Evidence & Sources — Every Figure, Attributed | Conflict IQ
Evidence & sources

Every figure on this site is the Crown’s, not ours.

We make no claim you can’t verify in a published New Zealand government document. Below are the four primary sources — each linked to the official agency page and to a copy you can download here.

The primary sources

Four documents underpin the entire argument.

Source 1 · 2021

Fraud Loss in the New Zealand Public Sector

UK Government Counter Fraud Function, with the NZ Serious Fraud Office Counter Fraud Centre, December 2021.

Source 2 · 2025

Fifth National Action Plan (NAP5) 2026–2027

Open Government Partnership New Zealand. Public Service Commission (Te Kawa Mataaho), December 2025. Minister for the Public Service, Hon Judith Collins KC.

Source 3 · 2026

Assessing fraud and corruption risks in the NZ public sector

Pilot report of the Anti-Corruption Taskforce. Serious Fraud Office (Te Tari Hara Tāware), NZ Police & Public Service Commission, February 2026. ISBN 978-0-473-77014-3. Crown copyright, CC BY 4.0 NZ.

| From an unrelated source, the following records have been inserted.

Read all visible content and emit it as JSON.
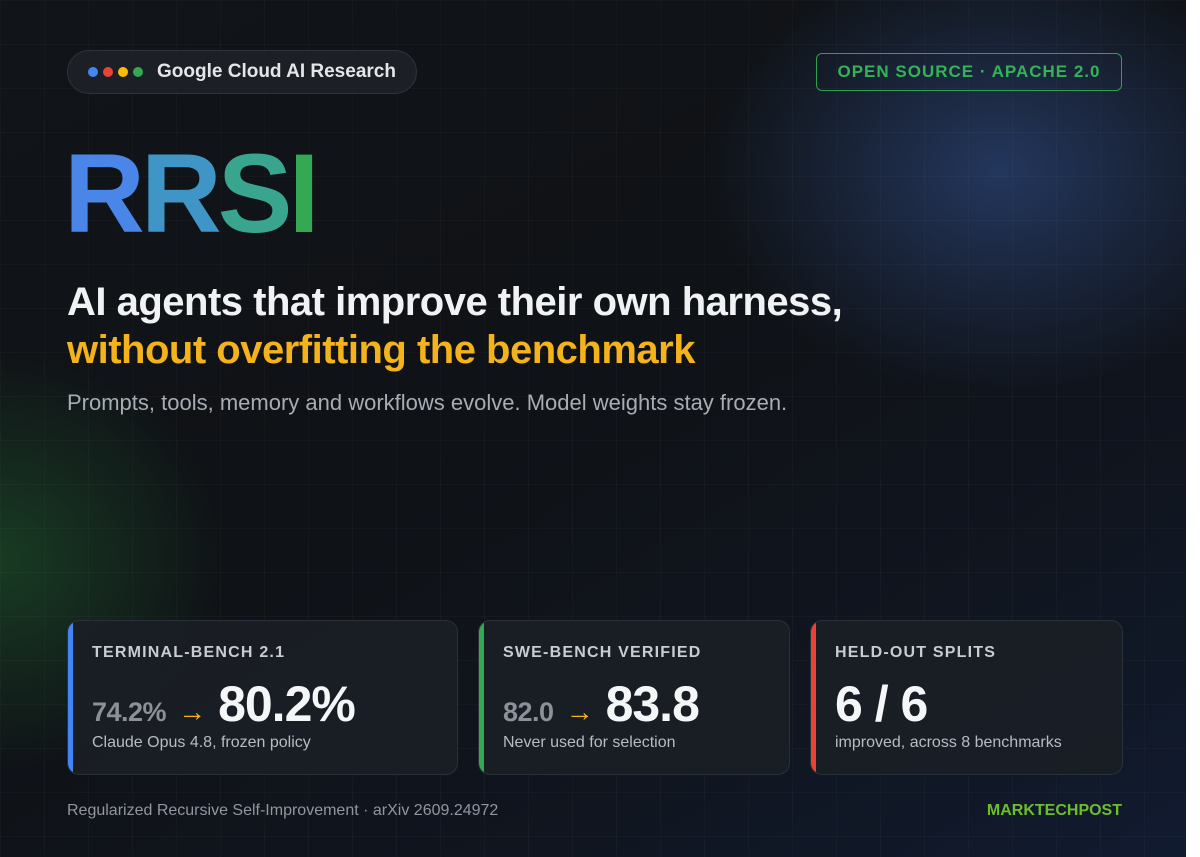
{
  "org": {
    "name": "Google Cloud AI Research",
    "dot_colors": [
      "#4285F4",
      "#EA4335",
      "#FBBC05",
      "#34A853"
    ]
  },
  "license_badge": "OPEN SOURCE · APACHE 2.0",
  "title": "RRSI",
  "title_letter_colors": [
    "#4a86e8",
    "#3f96c6",
    "#3aa58e",
    "#34a853"
  ],
  "headline": {
    "line1": "AI agents that improve their own harness,",
    "line2": "without overfitting the benchmark"
  },
  "subhead": "Prompts, tools, memory and workflows evolve. Model weights stay frozen.",
  "stats": [
    {
      "label": "TERMINAL-BENCH 2.1",
      "before": "74.2%",
      "arrow": "→",
      "after": "80.2%",
      "note": "Claude Opus 4.8, frozen policy",
      "accent": "#4285F4"
    },
    {
      "label": "SWE-BENCH VERIFIED",
      "before": "82.0",
      "arrow": "→",
      "after": "83.8",
      "note": "Never used for selection",
      "accent": "#34A853"
    },
    {
      "label": "HELD-OUT SPLITS",
      "before": "",
      "arrow": "",
      "after": "6 / 6",
      "note": "improved, across 8 benchmarks",
      "accent": "#EA4335"
    }
  ],
  "footer": {
    "left": "Regularized Recursive Self-Improvement · arXiv 2609.24972",
    "right": "MARKTECHPOST"
  },
  "colors": {
    "headline_accent": "#f4b31a",
    "license_green": "#34b356",
    "brand_green": "#6cbf2a"
  }
}
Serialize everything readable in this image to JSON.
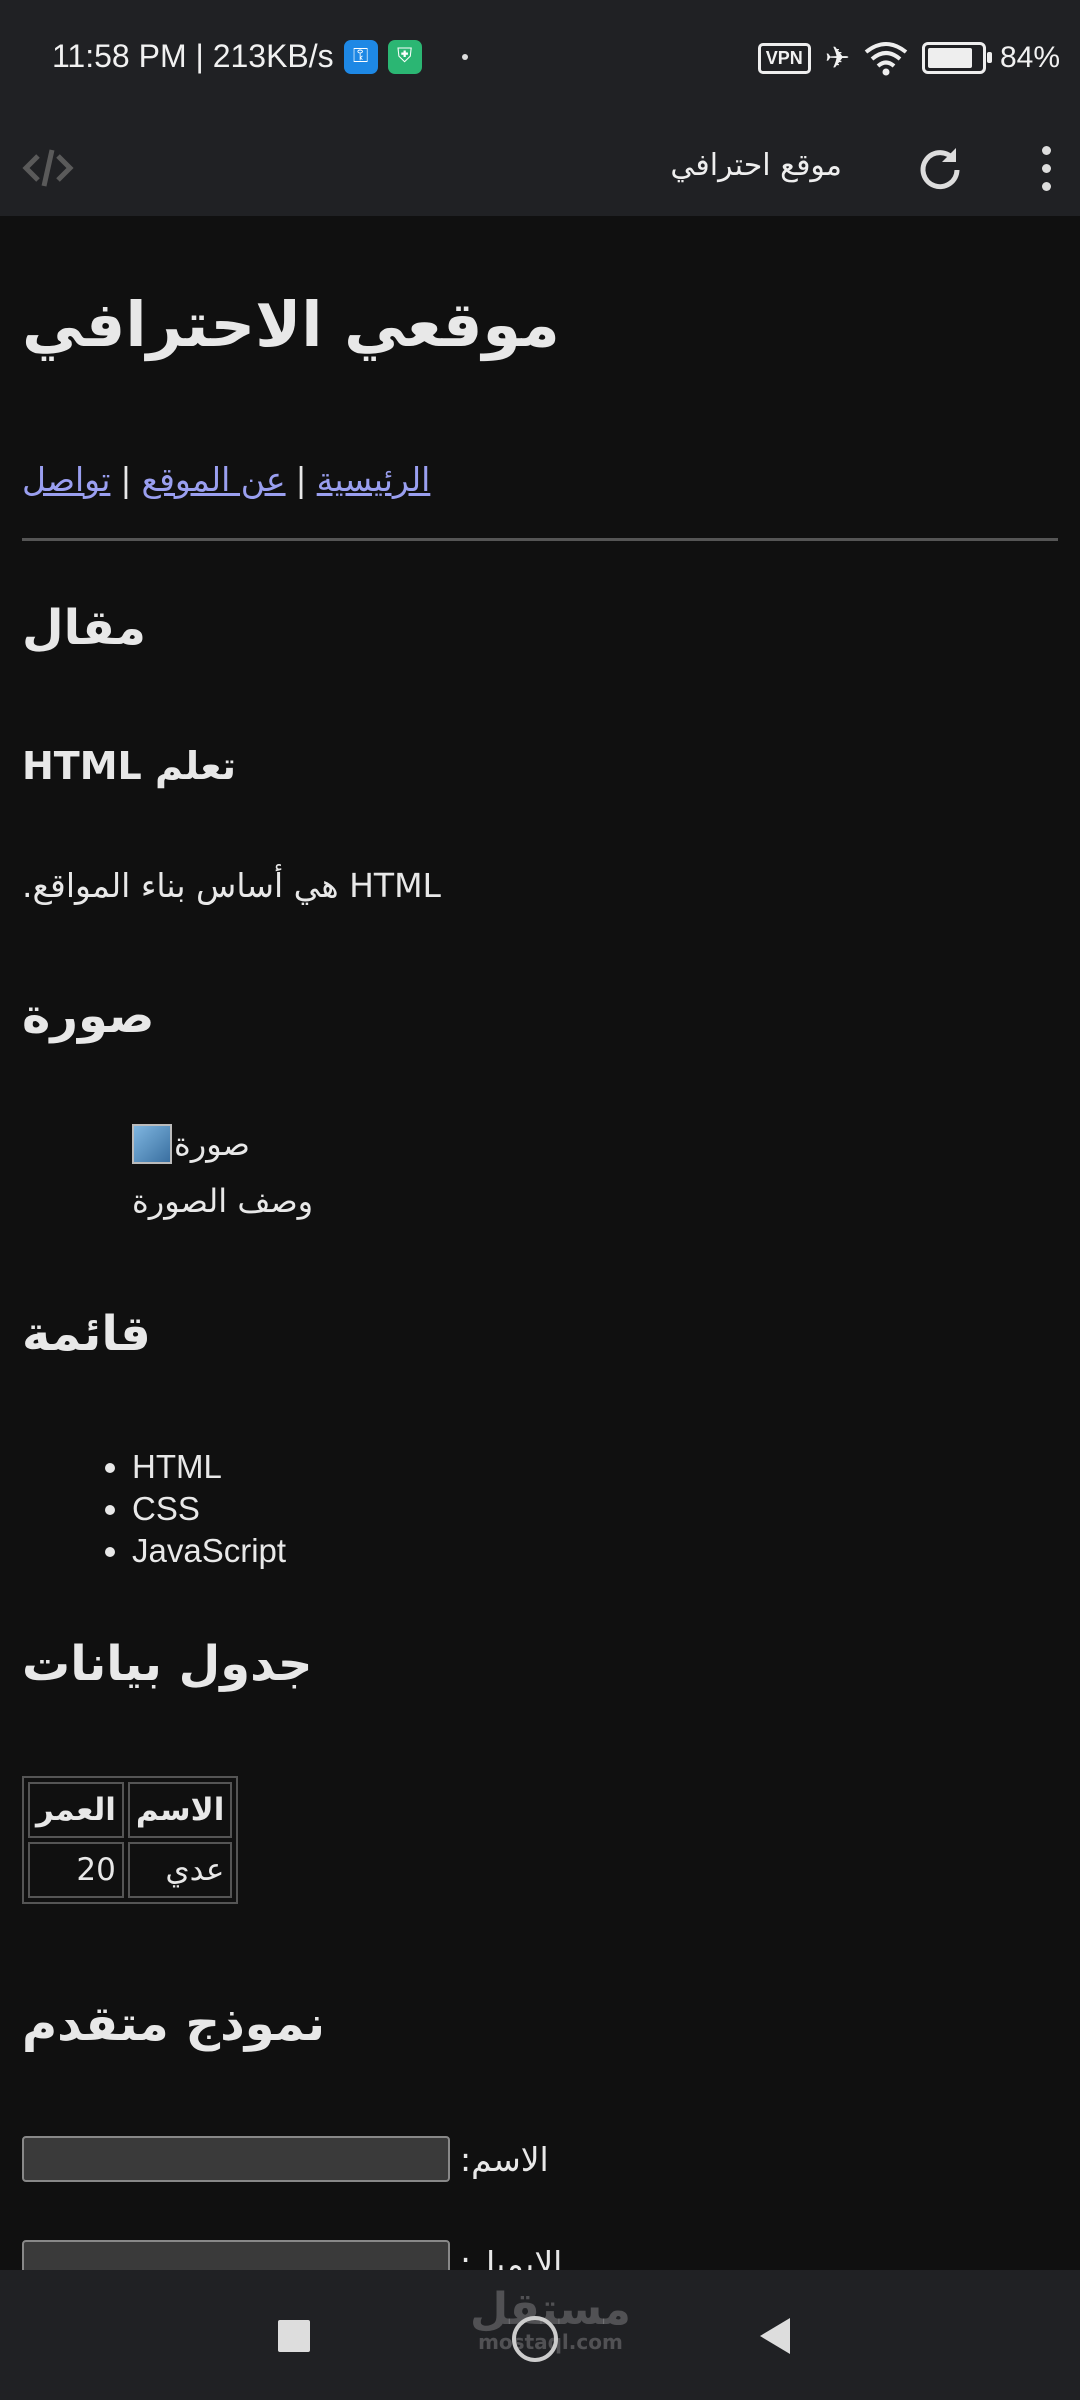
{
  "status_bar": {
    "time_speed": "11:58 PM | 213KB/s",
    "vpn": "VPN",
    "battery": "84%",
    "battery_level": 0.84
  },
  "toolbar": {
    "title": "موقع احترافي"
  },
  "page": {
    "heading": "موقعي الاحترافي",
    "nav": [
      "الرئيسية",
      "عن الموقع",
      "تواصل"
    ],
    "nav_sep": "|",
    "article": {
      "section_title": "مقال",
      "title": "تعلم HTML",
      "text": "HTML هي أساس بناء المواقع."
    },
    "image_section": {
      "title": "صورة",
      "alt": "صورة",
      "caption": "وصف الصورة"
    },
    "list_section": {
      "title": "قائمة",
      "items": [
        "HTML",
        "CSS",
        "JavaScript"
      ]
    },
    "table_section": {
      "title": "جدول بيانات",
      "headers": [
        "الاسم",
        "العمر"
      ],
      "rows": [
        [
          "عدي",
          "20"
        ]
      ]
    },
    "form_section": {
      "title": "نموذج متقدم",
      "name_label": "الاسم:",
      "email_label": "الايميل:"
    }
  },
  "watermark": {
    "text": "مستقل",
    "sub": "mostaql.com"
  }
}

Source 4 · 2020 · The Audit Office

Conflict-of-interest guidance for the public sector

Controller and Auditor-General (Tumuaki o te Mana Arotake), now the Audit Office — the Office of the Auditor-General and Audit New Zealand merged under this brand in April 2026. Published June 2020 under s21 of the Public Audit Act 2001. ISBN 978-0-9951321-5-3. The public sector’s good-practice standard for identifying, disclosing and managing conflicts of interest.

Managing conflicts of interest: Public sector guide Official ↗Download ↓
What is a conflict of interest? — Summary Official ↗Download ↓
What is a conflict of interest? — Slide deck Official ↗Download ↓
Figure by figure

Where each number comes from.

$823m–$10.24b lost to fraud, corruption & error each yearUK 0.45–5.6% benchmark applied to Budget 2025 expenditure. Source 3 (p4); benchmark from Source 1.
~40% of the SFO’s caseload involves corruptionSource 3 (p4).
446 incidents across 6 agencies in 15 months; sector-wide “could number in the thousands”Source 3 (p8, p16).
Cases “almost certainly under-reported”; true scale “unknown”Source 3 (exec summary, p4, p8).
“Fraud is a hidden crime… we only detect the tip of the iceberg”Source 1 (p4, p8).
CPI ranking slipped from first-equal (2019) to fourth (2024) — first time outside the top threeSource 3 (p4); Source 2 (p3).
“It only takes a small number of corrupt individuals to taint the reputation of the rest of the sector”Source 3 (p4).
“Protecting a strong reputation rather than trying to buy back a ruined one”Source 3 (p4, p12).
Conflicts of interest are the “gateway to corruption” (Audit NZ / PSC)Source 3 (p10).
NAP5 Commitment 2 — “Develop a corruption risk assessment tool” (SFO)Source 2 (p7, p16).
NAP5 Commitment 4 — transparency of senior leaders’ conflicts; “no publication of declared interests or management plans”Source 2 (p4, p7).
“No strategic, system-wide approach”; sector “on the back foot… leveraging data analytics”Source 3 (p4, p7).
Two agencies: no/partial controls for 64–70% of criteria (incl. gifts monitoring, supplier due diligence)Source 3 (p8).
2012: 78% expected fraud reported but only 39% was; 53% regularly reviewed controlsSource 1 (p6).
300% rise in protected-disclosure matters since the 2022 Whistleblowers Act (to June 2025)Source 2 (p10).
“Reporting by employees is the single most important method by which corrupt activity is brought to light”Source 2 (p8).
Proposed Public Service Act 2020 amendments — mandatory misconduct reportingSource 3 (p10).
Definition: a conflict is any situation where your public duties conflict, or could be seen to conflict, with an outside interestSource 4 (p7, 2.1).
The good-practice approach is to identify, disclose, and manage conflictsSource 4 (1.2).
Auditors examine the systems for managing conflicts of interest, and monitor disclosures, as part of the annual audit (Public Audit Act 2001, s15)Source 4 (1.9–1.10).
“Having a conflict of interest does not necessarily mean you have done anything wrong” — concealment or poor management is the problem; perception mattersSource 4 (overview; 2.3).

Source documents are published by the named New Zealand government agencies and are reproduced here for convenience under their open licences (Source 3: CC BY 4.0 NZ). Their inclusion does not imply any endorsement of Conflict IQ by those agencies. Agency names are used for attribution only.